KnigaRead.com/
KnigaRead.com » Документальные книги » Публицистика » Василий Голованов - Восхождение в Согратль

Василий Голованов - Восхождение в Согратль

На нашем сайте KnigaRead.com Вы можете абсолютно бесплатно читать книгу онлайн Василий Голованов, "Восхождение в Согратль" бесплатно, без регистрации.
Перейти на страницу:

На всякий случай (не на случай встречи с чертями, разумеется, а на случай, если раскоп будет глубокий) я еще в гостинице поинтересовался у профессора: как там, в белых штанах — не запачкаешься?

— Да нет, — сказал он, — я и сам в белых.

Мы прошли через городской сквер, где без устали наигрывал на двухрядной гармонии, украшенной маленькими осколками зеркал, какой-то старичок в огромной кепке, и вышли за древние городские стены.

— Сюда, — позвал Муртузали, и мы оказались у подножия одной из крепостных башен. В самом углу раскопа и вправду был неширокий вход, ступени… Стены вокруг были действительно испещрены непонятными знаками. Внутри была яма, но не глубокая, поросшая каким-то нежно-зеленым мхом. На стенах — изображения луков, нацеленных вниз.

— И что же, там и есть преисподняя? — спросил я.

— Наверное. Мы не стали вскрывать, — сказал профессор. — И вообще, это не вход, а выход. Выход для душ в Судный день, когда вострубит труба ангела Исрафила, и мертвые встанут из своих гробов.

— Ну а вход? — почему-то продолжал настаивать я. — Вход-то где же?

— А вход — это могила, — сказал профессор и повел рукой. — Тут вокруг нас везде могилы, древнее кладбище.

Когда-то, когда возводились эти стены и в Дербенте еще никто не верил в Аллаха, этот странный памятник был просто узким проходом сквозь стену, защищенным массивной дверью.
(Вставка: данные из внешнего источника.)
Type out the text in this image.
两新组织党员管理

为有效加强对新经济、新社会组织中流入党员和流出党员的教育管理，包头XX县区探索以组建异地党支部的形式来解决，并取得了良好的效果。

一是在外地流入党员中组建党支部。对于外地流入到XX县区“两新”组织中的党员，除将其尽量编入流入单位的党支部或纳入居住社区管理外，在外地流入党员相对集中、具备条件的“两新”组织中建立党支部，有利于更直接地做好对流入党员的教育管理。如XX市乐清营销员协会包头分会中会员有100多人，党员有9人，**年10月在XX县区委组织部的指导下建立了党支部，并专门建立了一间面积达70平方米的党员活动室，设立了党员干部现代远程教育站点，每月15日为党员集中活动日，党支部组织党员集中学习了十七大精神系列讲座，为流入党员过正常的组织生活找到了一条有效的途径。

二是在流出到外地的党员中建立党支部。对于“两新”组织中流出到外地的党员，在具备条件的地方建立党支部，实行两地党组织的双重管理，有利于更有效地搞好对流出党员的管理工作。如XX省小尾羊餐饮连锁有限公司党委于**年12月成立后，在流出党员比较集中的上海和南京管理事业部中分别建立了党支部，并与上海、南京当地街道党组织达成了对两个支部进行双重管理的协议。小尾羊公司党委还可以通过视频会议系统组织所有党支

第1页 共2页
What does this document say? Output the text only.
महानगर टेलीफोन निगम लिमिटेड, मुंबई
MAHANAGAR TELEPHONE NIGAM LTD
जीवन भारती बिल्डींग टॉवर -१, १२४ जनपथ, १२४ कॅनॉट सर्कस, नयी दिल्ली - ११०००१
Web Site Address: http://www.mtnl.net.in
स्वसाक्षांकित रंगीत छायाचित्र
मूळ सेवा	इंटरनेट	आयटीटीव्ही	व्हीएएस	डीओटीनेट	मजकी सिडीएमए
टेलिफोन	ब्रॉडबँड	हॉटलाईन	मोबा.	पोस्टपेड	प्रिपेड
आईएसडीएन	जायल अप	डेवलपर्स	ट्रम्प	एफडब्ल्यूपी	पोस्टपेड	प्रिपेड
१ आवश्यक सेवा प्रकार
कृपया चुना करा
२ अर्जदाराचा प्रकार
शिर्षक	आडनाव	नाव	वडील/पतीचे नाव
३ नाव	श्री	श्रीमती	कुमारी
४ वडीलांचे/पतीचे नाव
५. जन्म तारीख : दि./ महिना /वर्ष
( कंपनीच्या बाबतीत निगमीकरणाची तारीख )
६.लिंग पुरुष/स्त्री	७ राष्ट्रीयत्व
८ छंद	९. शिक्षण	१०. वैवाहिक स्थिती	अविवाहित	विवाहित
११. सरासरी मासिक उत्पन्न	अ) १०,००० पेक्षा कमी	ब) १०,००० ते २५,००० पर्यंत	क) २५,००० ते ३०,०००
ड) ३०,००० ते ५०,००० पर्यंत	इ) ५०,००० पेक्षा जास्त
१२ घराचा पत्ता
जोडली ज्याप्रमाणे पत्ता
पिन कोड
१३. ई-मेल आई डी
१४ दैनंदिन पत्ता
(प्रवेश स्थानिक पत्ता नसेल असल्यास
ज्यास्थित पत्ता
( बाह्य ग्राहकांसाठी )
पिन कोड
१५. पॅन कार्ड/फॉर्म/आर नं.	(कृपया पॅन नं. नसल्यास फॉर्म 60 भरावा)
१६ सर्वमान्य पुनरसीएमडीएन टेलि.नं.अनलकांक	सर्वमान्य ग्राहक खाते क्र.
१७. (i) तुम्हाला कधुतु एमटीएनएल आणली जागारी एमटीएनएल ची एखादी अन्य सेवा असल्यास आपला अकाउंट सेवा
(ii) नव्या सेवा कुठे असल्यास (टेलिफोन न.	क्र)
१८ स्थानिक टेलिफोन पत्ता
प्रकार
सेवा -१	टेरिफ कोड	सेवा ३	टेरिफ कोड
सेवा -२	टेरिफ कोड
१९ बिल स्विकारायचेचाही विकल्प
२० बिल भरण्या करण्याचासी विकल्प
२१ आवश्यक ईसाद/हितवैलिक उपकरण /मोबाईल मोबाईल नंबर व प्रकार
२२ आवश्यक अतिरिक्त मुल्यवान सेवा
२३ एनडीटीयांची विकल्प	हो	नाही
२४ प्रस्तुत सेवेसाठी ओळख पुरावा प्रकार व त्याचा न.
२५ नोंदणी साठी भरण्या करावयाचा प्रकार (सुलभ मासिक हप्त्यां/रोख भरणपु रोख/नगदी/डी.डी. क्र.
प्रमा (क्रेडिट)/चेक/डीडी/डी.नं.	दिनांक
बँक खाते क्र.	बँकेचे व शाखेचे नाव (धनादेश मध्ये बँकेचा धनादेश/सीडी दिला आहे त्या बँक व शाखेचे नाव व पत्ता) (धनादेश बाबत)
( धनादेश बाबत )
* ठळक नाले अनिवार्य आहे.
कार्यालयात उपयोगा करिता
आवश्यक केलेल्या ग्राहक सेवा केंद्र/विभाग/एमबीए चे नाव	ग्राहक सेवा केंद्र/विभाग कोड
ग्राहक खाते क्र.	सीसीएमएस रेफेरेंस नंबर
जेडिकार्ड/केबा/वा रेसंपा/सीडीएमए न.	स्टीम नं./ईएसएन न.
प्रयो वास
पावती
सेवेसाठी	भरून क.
Возможно, этим проходом пользовались для внезапных ночных вылазок против врага. Возможно, для тайного пропуска в город гонцов или лазутчиков. Потом все изменилось. Дербент стал крупнейшим торговым городом. Главенствующей религией стал принесенный арабами ислам. Здесь кипела активнейшая религиозная жизнь. Мощное развитие получил суфизм — мистическое и аскетическое течение в исламе. Именно тогда — в X–XI веках — суфии заложили одну сторону прохода и каким-то невероятным образом переосмыслили образовавшееся в крепостной стене пространство как «Ворота Судного дня».

Как святое место памятник почитался до начала XX века: отправляясь в паломничество, сюда приходили люди и вбивали в стену гвоздь. Если стена гвоздь принимала, паломничество обещало быть удачным. Последние гвозди, уже фабричного производства, забиты на четыре метра выше первых. Магическое превращение куска крепостной стены в святое место загадочно. Но что поразительно — едва «Ворота» были раскопаны археологами, они вновь стали объектом поклонения. Теперь сюда носят «записки Богу» и деньги. «Я хочу, чтобы мой папа никогда не пил», — дословная записка. «Я хочу, чтоб Фикрет пришел меня сватать, а я вышла замуж за хорошего человека». «Я хочу окончить школу „на отлично“». Такие записки кладут в щели между камнями и в паз, где раньше находился засов.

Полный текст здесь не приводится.